The Central Bank has said the exchange rate is still stable, with the shilling gaining by 1.6 percent in the three months to December 2022, supported by the prudent monetary policy and the recent declines in the global crude oil prices.
The two developments, which somewhat eased the pressure on the deteriorating terms of trade, increased personal remittances, and foreign direct investment inflows to the oil sector.
However, the Central Bank explains that short-term capital flight from the domestic debt market that was triggered by investor nervousness over the sanctions on Russia and aggressive monetary tightening to curtail surging inflation in advanced economies weakened the shilling during the second and third quarters of 2022, leading to a 3.1 percent year-on-year depreciation in 2022.
Appearing before the Committee on Finance and Economic Development on January 10, the Deputy Governor Bank of Uganda, Dr Michael Atingi-Ego said in six months, the exchange rate movement will depend on global developments, particularly the pace of monetary tightening in the advanced economies.
“The medium-term (one year) outlook is for the shilling to depreciate, reflecting the elevated current account deficit and the tightening of global financial conditions. Overall, the exchange rate movement will depend largely on global developments, particularly the pace of monetary tightening in advanced economies and the overall balance of payments position,” he said.
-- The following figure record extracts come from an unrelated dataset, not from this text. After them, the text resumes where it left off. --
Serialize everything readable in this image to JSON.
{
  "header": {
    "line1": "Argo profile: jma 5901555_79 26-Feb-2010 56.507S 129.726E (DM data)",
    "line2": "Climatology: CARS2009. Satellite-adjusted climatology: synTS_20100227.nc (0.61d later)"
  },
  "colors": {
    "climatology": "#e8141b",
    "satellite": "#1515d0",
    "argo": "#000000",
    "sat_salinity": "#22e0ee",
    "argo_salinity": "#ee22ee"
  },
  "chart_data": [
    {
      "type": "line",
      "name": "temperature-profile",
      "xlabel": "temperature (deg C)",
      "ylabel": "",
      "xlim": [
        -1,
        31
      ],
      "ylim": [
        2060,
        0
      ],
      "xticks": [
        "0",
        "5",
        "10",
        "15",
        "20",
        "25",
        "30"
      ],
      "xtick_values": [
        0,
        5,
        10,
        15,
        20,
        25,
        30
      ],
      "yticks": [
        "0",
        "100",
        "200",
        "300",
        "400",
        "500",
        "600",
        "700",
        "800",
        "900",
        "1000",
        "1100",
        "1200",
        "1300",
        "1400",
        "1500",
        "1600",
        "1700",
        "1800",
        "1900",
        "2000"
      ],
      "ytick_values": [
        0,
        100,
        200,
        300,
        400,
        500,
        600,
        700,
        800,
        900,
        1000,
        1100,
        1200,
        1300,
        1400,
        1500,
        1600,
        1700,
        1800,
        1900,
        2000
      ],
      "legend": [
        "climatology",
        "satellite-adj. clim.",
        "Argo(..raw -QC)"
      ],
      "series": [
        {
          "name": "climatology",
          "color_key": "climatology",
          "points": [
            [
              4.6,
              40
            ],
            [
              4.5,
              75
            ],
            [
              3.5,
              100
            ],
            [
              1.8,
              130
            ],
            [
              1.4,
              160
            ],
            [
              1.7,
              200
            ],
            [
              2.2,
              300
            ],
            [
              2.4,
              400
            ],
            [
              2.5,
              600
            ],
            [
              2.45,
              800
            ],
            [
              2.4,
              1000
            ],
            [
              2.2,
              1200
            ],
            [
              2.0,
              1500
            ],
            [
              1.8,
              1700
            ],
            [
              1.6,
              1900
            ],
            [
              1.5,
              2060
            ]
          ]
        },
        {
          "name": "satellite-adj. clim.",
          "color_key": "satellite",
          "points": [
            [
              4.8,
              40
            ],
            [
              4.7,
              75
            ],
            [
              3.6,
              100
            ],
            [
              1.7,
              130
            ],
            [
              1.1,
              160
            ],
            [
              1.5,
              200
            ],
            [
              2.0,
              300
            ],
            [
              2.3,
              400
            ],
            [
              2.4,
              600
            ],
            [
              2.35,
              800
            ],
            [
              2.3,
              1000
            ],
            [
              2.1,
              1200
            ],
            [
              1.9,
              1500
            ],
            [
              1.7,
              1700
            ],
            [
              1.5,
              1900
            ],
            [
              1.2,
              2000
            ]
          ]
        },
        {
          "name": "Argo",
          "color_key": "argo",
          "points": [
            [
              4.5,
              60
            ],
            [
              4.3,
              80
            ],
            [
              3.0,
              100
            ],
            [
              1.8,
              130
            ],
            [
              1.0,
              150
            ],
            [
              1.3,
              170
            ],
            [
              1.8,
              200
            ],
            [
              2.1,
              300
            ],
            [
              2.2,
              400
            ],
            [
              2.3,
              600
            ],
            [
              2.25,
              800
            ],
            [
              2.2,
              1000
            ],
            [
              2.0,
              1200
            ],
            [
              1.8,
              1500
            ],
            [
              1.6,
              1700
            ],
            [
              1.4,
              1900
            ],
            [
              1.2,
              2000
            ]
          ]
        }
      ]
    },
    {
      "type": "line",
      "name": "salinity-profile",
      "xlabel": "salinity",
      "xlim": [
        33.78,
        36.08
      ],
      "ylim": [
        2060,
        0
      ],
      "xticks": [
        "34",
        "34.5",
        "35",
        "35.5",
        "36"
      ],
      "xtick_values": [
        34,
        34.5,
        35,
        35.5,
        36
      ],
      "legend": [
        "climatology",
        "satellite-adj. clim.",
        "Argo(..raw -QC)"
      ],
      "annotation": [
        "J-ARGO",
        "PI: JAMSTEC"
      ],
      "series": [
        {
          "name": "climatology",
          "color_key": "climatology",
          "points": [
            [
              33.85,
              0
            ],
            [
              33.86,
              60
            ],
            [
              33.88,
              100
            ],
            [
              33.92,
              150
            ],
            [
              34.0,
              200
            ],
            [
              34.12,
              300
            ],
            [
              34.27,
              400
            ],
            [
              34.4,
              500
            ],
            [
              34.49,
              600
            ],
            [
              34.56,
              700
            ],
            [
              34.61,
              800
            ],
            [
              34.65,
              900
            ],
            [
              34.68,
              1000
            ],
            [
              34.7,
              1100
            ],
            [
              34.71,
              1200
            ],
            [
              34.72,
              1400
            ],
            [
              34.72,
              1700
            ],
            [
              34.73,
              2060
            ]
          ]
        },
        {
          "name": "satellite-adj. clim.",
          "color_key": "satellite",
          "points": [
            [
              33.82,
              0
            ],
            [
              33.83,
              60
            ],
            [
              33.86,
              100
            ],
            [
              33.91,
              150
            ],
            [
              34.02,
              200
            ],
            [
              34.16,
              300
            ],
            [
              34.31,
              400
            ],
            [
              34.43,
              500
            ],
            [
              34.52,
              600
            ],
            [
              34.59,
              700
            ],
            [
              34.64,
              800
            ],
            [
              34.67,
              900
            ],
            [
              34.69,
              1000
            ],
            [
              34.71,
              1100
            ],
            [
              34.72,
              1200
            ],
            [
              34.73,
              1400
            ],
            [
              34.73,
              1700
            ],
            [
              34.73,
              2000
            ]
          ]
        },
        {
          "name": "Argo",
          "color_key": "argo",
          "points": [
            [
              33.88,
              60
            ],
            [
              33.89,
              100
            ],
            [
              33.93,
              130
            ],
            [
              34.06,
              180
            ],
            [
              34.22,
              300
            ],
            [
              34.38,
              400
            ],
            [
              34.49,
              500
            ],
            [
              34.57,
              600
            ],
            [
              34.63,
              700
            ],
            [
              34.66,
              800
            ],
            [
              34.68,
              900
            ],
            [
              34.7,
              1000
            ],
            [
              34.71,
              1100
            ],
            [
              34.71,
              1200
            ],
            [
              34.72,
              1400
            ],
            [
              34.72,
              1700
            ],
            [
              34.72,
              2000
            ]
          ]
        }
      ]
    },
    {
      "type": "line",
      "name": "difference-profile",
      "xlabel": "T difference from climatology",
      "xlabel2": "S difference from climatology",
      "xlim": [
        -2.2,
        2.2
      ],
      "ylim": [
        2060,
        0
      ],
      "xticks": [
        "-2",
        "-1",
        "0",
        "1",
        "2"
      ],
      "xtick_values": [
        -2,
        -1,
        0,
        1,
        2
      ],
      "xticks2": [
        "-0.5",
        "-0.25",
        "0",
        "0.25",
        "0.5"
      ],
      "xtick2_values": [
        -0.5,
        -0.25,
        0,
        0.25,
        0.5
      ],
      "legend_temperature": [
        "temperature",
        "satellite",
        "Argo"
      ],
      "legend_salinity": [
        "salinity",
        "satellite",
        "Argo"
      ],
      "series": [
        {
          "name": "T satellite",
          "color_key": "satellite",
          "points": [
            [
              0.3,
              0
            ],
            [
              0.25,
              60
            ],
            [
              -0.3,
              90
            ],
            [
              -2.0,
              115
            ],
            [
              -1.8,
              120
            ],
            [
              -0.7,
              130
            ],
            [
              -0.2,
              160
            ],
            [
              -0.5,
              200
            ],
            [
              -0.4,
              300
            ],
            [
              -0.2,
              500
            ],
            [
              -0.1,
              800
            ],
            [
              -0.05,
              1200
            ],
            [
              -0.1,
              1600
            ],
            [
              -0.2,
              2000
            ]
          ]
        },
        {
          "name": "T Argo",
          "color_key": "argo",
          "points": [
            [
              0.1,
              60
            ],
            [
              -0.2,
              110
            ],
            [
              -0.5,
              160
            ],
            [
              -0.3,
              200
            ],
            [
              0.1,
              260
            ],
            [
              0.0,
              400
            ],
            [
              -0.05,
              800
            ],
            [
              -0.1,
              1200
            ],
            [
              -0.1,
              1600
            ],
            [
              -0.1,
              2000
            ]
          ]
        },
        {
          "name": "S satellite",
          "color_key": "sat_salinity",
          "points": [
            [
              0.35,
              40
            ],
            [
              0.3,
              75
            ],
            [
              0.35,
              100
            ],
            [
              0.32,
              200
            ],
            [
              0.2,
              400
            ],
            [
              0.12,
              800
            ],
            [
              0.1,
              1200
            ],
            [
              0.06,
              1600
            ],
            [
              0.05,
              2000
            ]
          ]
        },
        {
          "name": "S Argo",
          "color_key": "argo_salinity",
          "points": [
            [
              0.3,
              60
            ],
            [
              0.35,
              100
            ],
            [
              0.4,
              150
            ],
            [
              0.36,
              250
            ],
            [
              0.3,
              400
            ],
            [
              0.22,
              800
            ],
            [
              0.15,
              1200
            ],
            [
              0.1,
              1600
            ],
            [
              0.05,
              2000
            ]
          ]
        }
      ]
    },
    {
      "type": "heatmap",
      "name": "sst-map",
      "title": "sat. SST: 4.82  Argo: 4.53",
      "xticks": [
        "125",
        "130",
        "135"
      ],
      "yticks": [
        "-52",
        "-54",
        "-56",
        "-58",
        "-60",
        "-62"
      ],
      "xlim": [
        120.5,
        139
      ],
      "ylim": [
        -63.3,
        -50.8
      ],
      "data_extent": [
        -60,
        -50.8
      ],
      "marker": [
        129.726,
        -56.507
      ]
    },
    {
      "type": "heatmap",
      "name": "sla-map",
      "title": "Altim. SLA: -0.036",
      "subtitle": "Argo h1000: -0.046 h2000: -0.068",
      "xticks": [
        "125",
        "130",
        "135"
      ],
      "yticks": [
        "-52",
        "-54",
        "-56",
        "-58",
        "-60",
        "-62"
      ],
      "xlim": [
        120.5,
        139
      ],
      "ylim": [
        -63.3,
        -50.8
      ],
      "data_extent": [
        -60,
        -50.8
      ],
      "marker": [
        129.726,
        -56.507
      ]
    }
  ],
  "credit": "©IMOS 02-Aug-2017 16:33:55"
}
Dr Atingi-Ego said interest rates stayed on an upward trajectory in the three months to November 2022, reflecting tight financial conditions.Both Treasury yields and lending rates rose.
He stressed that the growth in private sector credit remained below historical averages owing to the tightening of monetary conditions.
He explained that total private sector credit growth averaged about 10.5 percent, year-on year, in the three months to October 2022.
Private sector credit grew by 8.2 percent in the three months to October 2022.